Door de openslaande deuren van het kleine appartementje keek ik bewonderend naar de voet van de majestueuze Tafelberg, die bovenaan sierlijk werd bedekt door een kleed van donkere wolken. Ja daar was ik dan weer, in Kaapstad. De mooiste stad van Afrika; hier voelde ik me thuis. Na een heerlijk kopje rooibos thee werd ik opgehaald door de Uber chauffeur die mij naar Marine Drive bracht. Hier begon de al te komische ellende: Roos ging een auto huren. Hij stond voor me klaar, de spierwitte Chico Golf, mijn eigen kartonnen doos op wielen en ik was meteen verliefd. Deze liefde was maar van korte duur toen ik in stapte en na 30 meter pas door had dat ik met de handrem vast bleek te rijden. Ik probeerde het autootje achteruit terug te rijden naar de garage, maar überhaupt het “in z’n achteruit zetten” was bijna onmogelijk. Daar stond ik dan, 30 meter van de garage, stil op de weg met toeterende auto’s om me heen. Wat een ellende. Gelukkig was er een aardige politieagent die mij als domme buitenlander een handje hielp en liet zien hoe ik met volle kracht de handrem los moest krijgen. Oke goed begin, dacht ik.
Nu dat ik het trucje kende besloot ik rustig verder te gaan met mijn rit naar Stellenbosch. Dit verliep prima en ik begon langzaam te wennen aan de oude bak. Na een half uur rijden over de N2 kwam ik eindelijk aan in Somerset West, maar daar stond mijn volgende uitdaging te wachten. De helse heuvel naar Bel Aire. Met volle moed stormde ik de berg op in z’n tweede versnelling, maar oh nee: hij begon te hikken: SNEL, in z’n één, Oh hemel wat een geluiden komen er uit deze bak; en toen trok ie t niet meer. Daar stond ik dan, in mijn stomme Chico Golf, halverwege de helling, uitgelachen door de tuinmannen naast de weg. Dit spektakel ging nog 5 minuten en 6 pogingen door, totdat ik EINDELIJK met een stinkende, krijsende schurkenbak aankwam bij het prachtige huis. Ik was kapot, wat een belevenis.
‘s Middags nam Farren, de eigenaar van de Savannah S microlight waar ik de komende weken op mag vliegen, mij meteen mee naar de Stellenbosch Flying Club en werd mijn lidmaatschap geregeld.
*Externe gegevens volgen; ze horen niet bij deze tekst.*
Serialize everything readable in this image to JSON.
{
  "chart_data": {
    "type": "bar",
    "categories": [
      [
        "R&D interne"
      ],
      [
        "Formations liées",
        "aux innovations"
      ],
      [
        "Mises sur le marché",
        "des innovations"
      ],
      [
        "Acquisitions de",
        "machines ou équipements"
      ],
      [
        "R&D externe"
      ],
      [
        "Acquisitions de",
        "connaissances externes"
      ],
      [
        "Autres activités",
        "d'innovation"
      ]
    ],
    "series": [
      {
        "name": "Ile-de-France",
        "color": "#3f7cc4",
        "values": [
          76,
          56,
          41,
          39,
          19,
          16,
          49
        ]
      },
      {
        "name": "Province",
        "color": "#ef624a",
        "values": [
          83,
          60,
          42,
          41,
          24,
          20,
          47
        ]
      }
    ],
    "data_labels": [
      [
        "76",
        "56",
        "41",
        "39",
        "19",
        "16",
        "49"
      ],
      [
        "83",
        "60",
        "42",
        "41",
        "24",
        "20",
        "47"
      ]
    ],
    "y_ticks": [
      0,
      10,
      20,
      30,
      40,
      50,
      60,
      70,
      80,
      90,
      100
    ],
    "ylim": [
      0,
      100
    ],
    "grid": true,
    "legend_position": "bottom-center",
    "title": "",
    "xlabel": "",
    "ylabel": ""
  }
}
Op dit veld zal ik de komende maand elke dag rondlopen: Wat een uitzicht zeg, de picturesque landingsbaan gelegen in een dal tussen de grandioze bergen en omringd door tientallen wijngaarden en kleine witte landhuizen. Het clubhuis is een kleine houten chalet, walhalla voor vliegeniers, waar ik vandaag weer veel nieuwe piloten heb ontmoet. Netwerken hier gaat heel makkelijk en iedereen wil graag dat ik mee ga vliegen. Ik kreeg een tour van de Hangars en heb in bewondering staan kijken naar de talloze Cessna’s, Rv’s en de in russische kleuren geschilderde Yak. Als toetje kregen we bij onze sundowner een prachtige show van een Tiger Moth, die door de roze gekleurde lucht opsteeg en glorieus boven ons zweefde. Het beeld leek een levend schilderij.